Prayers at home as they take the wheel
Abirun Nesa, 65, is caught in a dilemma.
She is the grandmother of Mohammad Rubel, 19, a human haulier driver on the Gabtoli-Lalbagh route. She cannot let her grandson drive on the streets where public vehicles have become easy targets of grisly arson. Nor can she keep him from doing so as the two depend solely on his income.
“I've raised the boy since his father died when he was two. His mother abandoned him and married another man. How can I let him go when I see so much violence each day?” said a jittery Abirun on Tuesday, who lives with her grandson at Aminbazar on the outskirts of the capital.
She did not allow him to drive at the initial stage of the blockade that has stepped into its second month today. But now she lets him do so only on Fridays and Saturdays considering his dwindling income against soaring prices of necessaries due to the blockade.
“There will be no hartal on Fridays and Saturdays. The chance of violence is slimmer on those days,” she argued.
Abirun's anxiety arises out of facts. Three of Rubel's fellow drivers suffered burns and alleged pro-blockaders also vandalised around 10 vehicles on the Gabtoli-Lalbagh route alone in last one month.
About 80 human hauliers ply the route each day but the number has dropped to 30, said Rubel whose daily income has been halved by now.
Rubel is just one among thousands in the Aminbazar area where drivers and workers of trucks, buses and human hauliers live.

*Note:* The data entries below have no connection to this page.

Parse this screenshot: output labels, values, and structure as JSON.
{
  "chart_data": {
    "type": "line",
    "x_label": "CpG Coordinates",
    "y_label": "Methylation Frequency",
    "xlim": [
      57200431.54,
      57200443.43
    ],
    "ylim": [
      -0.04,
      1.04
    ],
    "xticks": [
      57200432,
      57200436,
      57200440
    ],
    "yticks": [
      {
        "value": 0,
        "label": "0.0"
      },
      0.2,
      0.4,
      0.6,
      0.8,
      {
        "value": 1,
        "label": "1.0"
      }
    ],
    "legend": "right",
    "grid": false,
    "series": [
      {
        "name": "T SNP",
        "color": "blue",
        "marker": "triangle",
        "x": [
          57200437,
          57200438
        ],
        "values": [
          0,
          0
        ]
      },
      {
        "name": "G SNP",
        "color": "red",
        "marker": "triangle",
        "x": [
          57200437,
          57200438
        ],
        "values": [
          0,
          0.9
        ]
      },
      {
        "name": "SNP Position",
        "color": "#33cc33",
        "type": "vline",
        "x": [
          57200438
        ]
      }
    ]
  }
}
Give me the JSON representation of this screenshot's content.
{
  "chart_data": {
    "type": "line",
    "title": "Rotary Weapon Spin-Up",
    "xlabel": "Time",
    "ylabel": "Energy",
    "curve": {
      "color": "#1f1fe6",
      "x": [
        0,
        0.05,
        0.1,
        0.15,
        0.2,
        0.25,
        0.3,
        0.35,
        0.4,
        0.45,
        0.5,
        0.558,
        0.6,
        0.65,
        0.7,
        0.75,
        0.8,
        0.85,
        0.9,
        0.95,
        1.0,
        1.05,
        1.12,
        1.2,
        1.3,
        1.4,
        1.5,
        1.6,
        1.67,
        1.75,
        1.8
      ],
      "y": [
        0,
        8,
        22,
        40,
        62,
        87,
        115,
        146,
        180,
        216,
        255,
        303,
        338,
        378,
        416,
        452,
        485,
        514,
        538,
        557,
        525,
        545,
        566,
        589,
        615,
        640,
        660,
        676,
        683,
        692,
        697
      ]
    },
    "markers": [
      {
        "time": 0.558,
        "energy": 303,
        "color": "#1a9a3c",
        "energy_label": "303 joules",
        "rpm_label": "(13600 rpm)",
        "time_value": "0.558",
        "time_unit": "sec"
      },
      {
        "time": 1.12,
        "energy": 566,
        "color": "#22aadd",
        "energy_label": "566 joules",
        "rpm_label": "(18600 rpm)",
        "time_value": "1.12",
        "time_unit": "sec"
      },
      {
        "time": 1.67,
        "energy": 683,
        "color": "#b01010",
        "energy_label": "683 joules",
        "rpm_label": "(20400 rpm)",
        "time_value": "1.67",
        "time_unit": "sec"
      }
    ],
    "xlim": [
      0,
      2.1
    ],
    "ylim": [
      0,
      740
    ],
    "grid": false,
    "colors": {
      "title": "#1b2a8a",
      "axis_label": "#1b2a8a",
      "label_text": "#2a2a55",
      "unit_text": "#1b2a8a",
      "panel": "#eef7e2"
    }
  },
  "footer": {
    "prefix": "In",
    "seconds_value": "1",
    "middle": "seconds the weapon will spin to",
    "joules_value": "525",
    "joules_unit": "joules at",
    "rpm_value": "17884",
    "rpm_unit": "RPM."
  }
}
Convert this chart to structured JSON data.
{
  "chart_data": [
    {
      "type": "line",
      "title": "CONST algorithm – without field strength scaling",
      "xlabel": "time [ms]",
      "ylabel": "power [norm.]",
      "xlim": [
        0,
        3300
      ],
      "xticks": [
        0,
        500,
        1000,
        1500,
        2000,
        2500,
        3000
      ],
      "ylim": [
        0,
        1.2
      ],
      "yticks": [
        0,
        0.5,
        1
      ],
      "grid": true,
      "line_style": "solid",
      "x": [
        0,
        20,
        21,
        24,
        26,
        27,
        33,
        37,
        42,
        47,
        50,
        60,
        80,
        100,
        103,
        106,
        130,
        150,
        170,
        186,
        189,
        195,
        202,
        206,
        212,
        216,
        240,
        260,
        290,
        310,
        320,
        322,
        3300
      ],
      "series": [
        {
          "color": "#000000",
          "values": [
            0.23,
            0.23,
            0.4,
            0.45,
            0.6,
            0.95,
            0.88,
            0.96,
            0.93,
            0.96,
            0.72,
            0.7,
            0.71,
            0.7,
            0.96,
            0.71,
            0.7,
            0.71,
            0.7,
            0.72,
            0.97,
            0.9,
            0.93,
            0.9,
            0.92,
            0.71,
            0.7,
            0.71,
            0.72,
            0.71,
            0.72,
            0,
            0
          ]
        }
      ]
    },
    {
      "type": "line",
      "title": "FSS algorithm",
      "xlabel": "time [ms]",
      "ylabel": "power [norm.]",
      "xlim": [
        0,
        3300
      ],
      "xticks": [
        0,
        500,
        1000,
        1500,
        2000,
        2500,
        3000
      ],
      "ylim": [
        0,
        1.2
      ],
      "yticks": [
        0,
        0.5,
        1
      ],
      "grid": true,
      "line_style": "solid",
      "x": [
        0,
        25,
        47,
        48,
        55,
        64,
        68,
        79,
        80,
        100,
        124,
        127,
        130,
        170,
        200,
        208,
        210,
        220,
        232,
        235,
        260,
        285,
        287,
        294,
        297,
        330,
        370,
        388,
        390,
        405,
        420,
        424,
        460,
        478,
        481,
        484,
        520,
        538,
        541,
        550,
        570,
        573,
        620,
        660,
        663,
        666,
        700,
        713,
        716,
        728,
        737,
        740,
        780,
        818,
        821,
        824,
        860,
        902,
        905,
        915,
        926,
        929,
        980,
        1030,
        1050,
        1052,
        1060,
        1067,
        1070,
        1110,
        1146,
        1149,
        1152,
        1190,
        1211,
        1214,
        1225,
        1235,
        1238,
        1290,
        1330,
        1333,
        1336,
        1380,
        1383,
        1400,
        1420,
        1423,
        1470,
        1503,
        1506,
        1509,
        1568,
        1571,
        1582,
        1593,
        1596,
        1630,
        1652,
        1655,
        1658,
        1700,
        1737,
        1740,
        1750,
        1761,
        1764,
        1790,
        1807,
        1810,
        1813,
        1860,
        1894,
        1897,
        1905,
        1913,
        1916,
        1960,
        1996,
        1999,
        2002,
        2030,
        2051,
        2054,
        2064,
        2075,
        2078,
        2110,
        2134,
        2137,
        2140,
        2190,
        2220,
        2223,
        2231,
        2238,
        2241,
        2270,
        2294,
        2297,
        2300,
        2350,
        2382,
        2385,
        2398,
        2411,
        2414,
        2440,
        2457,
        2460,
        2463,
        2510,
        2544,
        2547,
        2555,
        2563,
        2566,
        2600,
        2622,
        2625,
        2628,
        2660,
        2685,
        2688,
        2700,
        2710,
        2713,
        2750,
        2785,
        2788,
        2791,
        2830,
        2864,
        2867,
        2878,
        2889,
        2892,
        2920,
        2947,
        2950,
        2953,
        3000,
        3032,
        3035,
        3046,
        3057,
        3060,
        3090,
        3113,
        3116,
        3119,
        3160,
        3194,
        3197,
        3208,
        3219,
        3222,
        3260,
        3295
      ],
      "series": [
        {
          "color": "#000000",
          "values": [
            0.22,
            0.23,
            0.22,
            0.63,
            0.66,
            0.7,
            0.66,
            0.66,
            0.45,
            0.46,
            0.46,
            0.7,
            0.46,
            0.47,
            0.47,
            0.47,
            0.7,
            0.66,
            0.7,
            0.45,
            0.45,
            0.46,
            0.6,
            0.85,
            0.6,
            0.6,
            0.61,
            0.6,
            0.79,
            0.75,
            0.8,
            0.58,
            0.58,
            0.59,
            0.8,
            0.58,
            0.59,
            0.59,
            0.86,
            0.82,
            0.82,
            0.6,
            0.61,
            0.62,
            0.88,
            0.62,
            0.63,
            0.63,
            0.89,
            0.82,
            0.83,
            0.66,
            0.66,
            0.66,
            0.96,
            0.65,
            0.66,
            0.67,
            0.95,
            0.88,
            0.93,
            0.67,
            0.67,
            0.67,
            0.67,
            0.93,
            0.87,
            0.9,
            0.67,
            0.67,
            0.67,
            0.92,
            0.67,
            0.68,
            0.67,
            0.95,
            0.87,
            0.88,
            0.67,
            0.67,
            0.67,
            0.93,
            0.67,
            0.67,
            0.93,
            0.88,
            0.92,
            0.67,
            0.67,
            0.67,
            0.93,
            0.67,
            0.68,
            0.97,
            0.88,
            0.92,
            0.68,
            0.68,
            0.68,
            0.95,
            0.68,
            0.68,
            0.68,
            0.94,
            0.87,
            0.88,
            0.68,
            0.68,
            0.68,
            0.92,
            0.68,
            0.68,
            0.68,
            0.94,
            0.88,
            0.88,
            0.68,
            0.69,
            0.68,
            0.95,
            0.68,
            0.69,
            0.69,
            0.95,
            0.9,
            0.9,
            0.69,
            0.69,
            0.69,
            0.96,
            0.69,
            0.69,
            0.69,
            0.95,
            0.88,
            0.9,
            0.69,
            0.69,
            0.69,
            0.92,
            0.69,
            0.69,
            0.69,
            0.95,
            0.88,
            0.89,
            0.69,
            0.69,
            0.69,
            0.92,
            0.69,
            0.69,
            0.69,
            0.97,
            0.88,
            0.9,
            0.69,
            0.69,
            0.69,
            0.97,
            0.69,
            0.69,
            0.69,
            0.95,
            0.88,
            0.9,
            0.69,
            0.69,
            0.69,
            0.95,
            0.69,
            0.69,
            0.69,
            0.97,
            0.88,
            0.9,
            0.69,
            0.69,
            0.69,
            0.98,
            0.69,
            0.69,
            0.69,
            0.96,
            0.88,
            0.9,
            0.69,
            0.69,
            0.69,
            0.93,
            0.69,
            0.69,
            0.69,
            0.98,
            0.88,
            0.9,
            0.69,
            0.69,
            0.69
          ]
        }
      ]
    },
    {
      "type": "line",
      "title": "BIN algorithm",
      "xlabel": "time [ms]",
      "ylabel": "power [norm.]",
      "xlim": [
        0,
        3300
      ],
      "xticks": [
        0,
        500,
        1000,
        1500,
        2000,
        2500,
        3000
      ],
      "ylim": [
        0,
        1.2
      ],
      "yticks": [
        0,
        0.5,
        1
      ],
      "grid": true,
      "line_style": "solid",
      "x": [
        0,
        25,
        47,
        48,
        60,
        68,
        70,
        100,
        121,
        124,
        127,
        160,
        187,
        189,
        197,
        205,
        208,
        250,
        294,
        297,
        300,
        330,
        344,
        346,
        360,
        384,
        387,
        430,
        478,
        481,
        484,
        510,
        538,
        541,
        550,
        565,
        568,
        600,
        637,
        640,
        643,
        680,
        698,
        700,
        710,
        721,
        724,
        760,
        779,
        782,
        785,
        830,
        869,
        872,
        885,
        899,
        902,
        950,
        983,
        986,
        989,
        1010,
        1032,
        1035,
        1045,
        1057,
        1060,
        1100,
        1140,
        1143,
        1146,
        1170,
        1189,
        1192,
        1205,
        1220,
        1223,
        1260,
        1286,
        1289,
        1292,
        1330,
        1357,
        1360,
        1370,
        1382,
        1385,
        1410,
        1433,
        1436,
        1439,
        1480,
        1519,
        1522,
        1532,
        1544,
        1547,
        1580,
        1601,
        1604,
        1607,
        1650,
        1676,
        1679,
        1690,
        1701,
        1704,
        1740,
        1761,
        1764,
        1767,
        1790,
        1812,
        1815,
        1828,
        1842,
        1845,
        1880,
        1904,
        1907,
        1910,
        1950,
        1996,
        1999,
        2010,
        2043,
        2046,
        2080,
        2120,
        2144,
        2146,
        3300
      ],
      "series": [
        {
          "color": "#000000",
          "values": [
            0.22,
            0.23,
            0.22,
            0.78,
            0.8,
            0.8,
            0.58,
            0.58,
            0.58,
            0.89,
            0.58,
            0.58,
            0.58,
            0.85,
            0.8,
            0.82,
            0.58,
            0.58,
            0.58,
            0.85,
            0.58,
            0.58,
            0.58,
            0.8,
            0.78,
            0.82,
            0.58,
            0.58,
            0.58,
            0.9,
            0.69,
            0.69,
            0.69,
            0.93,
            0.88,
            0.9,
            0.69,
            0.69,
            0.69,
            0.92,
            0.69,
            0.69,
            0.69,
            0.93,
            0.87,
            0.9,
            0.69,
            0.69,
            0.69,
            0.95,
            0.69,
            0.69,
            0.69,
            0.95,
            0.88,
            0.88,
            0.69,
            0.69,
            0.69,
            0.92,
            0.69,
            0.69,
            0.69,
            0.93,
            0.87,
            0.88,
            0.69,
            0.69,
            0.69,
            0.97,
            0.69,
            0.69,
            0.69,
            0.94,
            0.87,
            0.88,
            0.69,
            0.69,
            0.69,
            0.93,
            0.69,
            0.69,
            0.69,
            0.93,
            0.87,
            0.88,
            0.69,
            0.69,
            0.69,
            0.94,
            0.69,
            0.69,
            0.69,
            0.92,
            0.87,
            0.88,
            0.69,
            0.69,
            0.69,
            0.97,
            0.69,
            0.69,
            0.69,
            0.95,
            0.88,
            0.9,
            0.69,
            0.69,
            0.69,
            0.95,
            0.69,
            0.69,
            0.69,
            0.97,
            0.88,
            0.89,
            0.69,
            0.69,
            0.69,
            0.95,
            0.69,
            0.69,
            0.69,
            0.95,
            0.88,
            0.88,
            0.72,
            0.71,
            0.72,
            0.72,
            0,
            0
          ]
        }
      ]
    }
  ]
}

The Daily Star talked to around 30 persons from Aminbazar, including wives and children of transport workers, and several other workers in the city's Tejgaon, a busy commercial area, to get a picture of their ordeals in the ongoing violence.
According to Bangladesh Sharak Paribahan Shamity, there are around 3,00,000 trucks, buses and covered vans in the country. However, no approximate number of human hauliers and CNG-run and battery-run auto-rickshaws could be collected from relevant sources.
In the last one month, over 400 vehicles were torched and 700 more vandalised, according to Sharak Paribahan Samity.
The violence has left at least 17 transport workers dead and scores injured, according to The Daily Star reports.
Family members of transport workers have said violence in the name of achieving political goal means only their harm and in no way brings any fruit to them.
When they [drivers and transport workers] are at work, their family spend anxious time back at home.
"My wife would call me seven to eight times during the time I stay at work," said Abu Bakar on Tuesday. He is a human haulier driver on the Aminbazar-Mirpur route.
Lipi Begum, Bakar's wife, however, highlighted the importance of her husband's daily income without which it would be hard for her to arrange food for the family. They have two children and one of them studies at a local school.
“How would I not let him go? What I do is keep praying for him. Whenever I see any incident of violence on television, anxiety keeps tormenting me as long as I'm not sure that he's safe,” said the housewife.
For truckers Jahangir Alam, 39, and Mohammad Sohel, 25, of Chittagong, the story of survival is different, however.
They came to the capital driving their machinery-laden trucks from the port city in the last week of January.
While talking to The Daily Star on Monday night at Tejgaon, they said they could not arrange a trip to go back to the port city and were having to spend the money they had earned from their earlier trip.
“You cannot think of so many days without a trip on the Dhaka-Chittagong highway, the busiest road of the country. I would get a trip on every other day when the situation was normal," said Jahangir, a father of two daughters and a son.
Sohel, a bachelor, said he had already taken money from his family through bKash as his saving had depleted already.